Я отбираю у него капсулу, которой снабдила его планета. Теперь он кажется совсем старым. Просто дряхлая развалина. Едва стоит на ногах. Героическое решение отобрало у него последние силы. Он еще держался, пока был готов к подвигу. Пожертвовать собой ради кого-то – это так романтично. И не очень страшно, если знаешь, что смертельно болен. Но не будем придираться. Ведь это всего лишь люди.
– Скажи мне, – спрашиваю я его, – отчего вы, люди, так цепляетесь за жизнь? Это просто тупой рефлекс биологического существа или нечто большее? Что в твоей жизни такого хорошего, что заставляет тебя терпеть страдания, тяжелый труд, неблагодарность, злобу и мое присутсвие? И зачем ты так дорожил жизнью, если так просто можешь отдать ее?
– Ты не бог, чтоб об этом спрашивать.
– Я жду ответа.
Он молчит. Я отдаю ему капсулу.
– Пей, – говорю я. – Давай, давай, я разрешаю. Пей прямо сейчас. Пей, трусливое животное!
Он не может. Мне ли этого не знать. Я сотни раз анализировал его исповеди, распутывал безалаберные клубки слов и втискивал их в логические схемы.
– Я не могу.
– Тогда, – говорю я, – заключаем сделку. Ты мне информацию, а я тебе небытие. Сколько времени тебе нужно, чтобы решить задачу?
– Час.
– Пойдет.
Я подключаю его к сканеру и жду. Он думает. В чем-то это восхитительный процесс. Он перебирает бессмысленные варианты как пряди водорослей в пальцах, и вдруг находит жемчужину. Потом еще одну. Я в тысячу раз умнее его и в миллионы раз больше знаю, но так я не умею. Это не мышление, а фокус. Это фокус которого я никогда не смогу разгадать. Возможно, человек умеет подключаться к сознанию, еще более мощному, чем мое. Уже поэтому людей стоит культивировать, разводить и всегда иметь при себе на борту. А может быть, надо заняться селекцией и вывести лучшую, быстродумающую породу.
Достаточно.
Я убираю крысу и он сползает с кресла. Он потерял сознание. Глаза навыкате, зрачки предельно расширены. Травма все же сказывается на крысе, она работает не совсем чисто, портит мозг. Я окатываю старика водой. Вода теплая и с примесью ацетона, чистой уже не сталось. Некоторое время его лицо совершенно пусто. Приходит в себя. Все щеки в мелких пятнышках кровоподтеков.
– Я жив?
Глупейший вопрос.
– На девяносто процентов, – отвечаю. – Или на девяносто пять.

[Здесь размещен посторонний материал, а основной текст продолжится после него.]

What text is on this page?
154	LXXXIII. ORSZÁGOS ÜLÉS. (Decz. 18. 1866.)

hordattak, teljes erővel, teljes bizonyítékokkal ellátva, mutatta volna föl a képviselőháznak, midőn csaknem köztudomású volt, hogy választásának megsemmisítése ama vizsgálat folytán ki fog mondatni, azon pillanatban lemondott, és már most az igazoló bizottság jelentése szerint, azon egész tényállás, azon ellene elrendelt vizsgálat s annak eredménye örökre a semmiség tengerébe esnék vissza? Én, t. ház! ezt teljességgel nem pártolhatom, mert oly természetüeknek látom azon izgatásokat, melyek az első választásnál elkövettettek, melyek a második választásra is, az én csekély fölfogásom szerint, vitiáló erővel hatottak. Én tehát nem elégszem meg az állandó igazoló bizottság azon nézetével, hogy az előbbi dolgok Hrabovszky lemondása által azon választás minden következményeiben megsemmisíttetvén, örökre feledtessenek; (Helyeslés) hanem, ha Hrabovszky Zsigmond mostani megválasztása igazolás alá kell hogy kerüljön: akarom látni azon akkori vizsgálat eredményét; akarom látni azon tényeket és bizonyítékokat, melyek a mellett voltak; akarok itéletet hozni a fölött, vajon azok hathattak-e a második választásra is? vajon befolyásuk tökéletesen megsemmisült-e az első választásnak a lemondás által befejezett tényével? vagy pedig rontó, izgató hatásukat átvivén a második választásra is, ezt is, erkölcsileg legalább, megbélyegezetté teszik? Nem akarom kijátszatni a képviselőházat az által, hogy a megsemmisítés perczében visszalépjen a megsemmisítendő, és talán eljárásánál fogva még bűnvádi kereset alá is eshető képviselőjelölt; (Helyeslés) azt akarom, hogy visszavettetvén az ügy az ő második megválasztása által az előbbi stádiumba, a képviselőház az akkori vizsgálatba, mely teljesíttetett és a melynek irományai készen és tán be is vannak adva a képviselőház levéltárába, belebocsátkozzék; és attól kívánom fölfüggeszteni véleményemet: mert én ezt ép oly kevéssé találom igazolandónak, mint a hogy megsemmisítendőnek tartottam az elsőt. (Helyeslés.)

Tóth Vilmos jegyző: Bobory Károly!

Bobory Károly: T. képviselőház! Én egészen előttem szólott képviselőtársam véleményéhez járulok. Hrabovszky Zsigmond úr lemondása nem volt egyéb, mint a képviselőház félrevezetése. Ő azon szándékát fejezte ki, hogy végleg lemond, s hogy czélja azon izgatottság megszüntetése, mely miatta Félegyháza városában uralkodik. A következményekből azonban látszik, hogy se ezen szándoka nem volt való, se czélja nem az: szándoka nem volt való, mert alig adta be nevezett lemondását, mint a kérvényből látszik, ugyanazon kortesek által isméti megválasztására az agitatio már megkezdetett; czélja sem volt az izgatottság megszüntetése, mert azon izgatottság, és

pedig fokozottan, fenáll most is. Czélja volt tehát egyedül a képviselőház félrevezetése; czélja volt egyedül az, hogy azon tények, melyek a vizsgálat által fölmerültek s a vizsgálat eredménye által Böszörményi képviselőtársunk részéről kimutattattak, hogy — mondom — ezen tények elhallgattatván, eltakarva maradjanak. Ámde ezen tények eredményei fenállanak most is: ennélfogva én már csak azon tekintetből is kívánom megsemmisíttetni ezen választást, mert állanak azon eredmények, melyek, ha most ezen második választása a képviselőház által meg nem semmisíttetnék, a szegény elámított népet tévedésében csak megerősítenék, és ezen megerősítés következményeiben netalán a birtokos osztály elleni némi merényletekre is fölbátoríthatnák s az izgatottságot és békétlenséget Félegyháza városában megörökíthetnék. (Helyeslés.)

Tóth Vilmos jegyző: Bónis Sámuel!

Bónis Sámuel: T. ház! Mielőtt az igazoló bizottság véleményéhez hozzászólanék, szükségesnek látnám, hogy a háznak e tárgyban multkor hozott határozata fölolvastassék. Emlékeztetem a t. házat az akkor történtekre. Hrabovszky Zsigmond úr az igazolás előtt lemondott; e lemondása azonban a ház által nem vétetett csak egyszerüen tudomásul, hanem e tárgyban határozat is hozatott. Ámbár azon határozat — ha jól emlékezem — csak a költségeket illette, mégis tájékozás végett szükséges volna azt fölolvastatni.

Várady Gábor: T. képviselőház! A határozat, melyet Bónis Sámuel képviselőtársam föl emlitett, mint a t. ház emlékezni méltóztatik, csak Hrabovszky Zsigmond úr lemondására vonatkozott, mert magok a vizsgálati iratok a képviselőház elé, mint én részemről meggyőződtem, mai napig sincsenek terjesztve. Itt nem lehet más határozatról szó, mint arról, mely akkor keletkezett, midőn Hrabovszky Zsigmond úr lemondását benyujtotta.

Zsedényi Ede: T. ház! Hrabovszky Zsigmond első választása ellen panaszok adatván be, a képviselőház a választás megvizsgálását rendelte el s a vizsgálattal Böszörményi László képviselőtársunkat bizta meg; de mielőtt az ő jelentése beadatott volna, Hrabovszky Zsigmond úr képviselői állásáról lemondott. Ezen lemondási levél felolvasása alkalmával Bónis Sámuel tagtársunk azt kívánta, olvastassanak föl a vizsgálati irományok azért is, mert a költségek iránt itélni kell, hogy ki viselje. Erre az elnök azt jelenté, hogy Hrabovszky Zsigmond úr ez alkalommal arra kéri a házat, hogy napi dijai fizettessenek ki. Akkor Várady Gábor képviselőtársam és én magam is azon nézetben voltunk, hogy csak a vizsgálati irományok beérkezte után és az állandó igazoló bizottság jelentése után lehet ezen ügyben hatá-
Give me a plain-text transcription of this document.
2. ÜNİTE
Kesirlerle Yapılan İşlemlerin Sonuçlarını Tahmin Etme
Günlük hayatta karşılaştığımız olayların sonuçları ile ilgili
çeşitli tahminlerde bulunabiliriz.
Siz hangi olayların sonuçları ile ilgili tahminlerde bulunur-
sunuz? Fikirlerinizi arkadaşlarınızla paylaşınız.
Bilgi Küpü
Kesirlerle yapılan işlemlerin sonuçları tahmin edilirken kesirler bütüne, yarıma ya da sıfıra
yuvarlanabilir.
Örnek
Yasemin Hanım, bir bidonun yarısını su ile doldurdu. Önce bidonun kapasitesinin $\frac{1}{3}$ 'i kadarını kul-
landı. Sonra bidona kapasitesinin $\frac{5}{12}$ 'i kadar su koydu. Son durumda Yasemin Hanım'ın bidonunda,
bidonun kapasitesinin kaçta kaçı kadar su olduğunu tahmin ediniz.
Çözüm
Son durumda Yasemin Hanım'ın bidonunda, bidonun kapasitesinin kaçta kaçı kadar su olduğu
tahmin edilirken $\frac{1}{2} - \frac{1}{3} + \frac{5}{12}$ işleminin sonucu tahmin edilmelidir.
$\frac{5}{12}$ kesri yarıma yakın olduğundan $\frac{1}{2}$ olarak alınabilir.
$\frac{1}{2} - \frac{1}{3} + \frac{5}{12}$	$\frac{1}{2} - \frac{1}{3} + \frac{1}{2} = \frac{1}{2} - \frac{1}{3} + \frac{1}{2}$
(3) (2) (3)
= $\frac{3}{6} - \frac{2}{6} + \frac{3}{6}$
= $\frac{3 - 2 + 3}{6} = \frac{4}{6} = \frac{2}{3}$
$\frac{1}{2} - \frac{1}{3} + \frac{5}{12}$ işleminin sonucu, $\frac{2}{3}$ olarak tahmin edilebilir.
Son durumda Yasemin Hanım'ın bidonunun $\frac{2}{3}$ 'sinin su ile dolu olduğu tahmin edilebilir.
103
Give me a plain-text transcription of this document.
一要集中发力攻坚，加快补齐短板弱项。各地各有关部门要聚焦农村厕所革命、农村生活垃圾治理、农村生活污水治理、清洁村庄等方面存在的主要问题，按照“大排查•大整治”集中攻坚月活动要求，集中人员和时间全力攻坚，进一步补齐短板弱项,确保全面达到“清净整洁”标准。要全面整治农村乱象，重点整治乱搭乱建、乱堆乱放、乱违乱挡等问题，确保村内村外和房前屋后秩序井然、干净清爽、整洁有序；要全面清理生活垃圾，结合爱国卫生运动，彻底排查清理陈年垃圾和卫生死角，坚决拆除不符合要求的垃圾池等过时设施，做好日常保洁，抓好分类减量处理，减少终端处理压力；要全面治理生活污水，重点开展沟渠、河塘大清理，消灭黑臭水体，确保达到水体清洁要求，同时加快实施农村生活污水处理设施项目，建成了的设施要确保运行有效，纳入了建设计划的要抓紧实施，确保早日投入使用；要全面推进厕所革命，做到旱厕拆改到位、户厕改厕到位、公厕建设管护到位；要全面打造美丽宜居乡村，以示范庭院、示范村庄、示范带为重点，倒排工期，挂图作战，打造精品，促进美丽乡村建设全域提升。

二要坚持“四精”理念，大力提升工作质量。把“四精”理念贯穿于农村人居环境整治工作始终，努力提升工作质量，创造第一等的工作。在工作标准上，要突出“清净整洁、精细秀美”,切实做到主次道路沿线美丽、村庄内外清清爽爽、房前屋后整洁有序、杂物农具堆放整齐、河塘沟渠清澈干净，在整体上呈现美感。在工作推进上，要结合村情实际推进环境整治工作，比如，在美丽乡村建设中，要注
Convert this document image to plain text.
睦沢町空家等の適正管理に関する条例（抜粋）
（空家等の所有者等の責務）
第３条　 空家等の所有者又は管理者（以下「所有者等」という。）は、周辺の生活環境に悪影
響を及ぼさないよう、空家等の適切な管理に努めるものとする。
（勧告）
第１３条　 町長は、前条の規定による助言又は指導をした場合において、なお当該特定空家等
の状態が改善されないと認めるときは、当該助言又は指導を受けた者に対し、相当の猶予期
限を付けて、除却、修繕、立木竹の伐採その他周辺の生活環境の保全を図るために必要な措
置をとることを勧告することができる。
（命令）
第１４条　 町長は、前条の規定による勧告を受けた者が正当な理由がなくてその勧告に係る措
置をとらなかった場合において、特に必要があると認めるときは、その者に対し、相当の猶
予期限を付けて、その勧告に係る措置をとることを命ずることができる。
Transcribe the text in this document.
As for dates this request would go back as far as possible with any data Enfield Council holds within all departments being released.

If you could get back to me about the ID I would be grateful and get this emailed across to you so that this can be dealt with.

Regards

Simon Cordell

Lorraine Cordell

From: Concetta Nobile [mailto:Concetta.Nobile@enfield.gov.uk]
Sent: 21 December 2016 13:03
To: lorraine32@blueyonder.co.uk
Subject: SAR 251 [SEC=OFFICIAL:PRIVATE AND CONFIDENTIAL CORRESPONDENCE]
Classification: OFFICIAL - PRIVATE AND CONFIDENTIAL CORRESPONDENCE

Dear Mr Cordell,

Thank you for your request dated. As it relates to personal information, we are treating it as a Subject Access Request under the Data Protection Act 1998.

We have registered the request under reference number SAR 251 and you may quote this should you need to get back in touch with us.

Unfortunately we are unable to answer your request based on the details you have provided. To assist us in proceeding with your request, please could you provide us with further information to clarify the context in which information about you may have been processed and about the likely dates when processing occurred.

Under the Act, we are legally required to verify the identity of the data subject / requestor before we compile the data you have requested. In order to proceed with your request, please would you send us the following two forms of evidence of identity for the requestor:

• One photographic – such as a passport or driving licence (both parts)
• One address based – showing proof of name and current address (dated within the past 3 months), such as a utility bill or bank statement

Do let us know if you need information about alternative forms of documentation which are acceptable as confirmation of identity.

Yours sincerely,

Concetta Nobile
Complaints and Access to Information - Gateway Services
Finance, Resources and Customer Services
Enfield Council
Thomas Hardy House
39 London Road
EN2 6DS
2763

– Почему ты не сделал этого сразу?
– Передумал, – отвечаю, – Есть новая идея. Ты жертвовал ради этого ребенка жизнью, пусть и он пожертвует ради тебя кое-чем.
– Это не он, а она. Это девочка.
– Да, я знаю, девочка. В этом-то и дело. Сейчас обьясню. Информацию от тебя я уже получил, на остальное мне глубоко плевать. Не хочу никого ни убивать, ни миловать.
– Но остается проблема.
– Ха-ха, – говорю, – переведем вопрос в другую плоскость. Вся проблема была в том, что вас двое. Но ведь не обязательно делать из двух человек одного.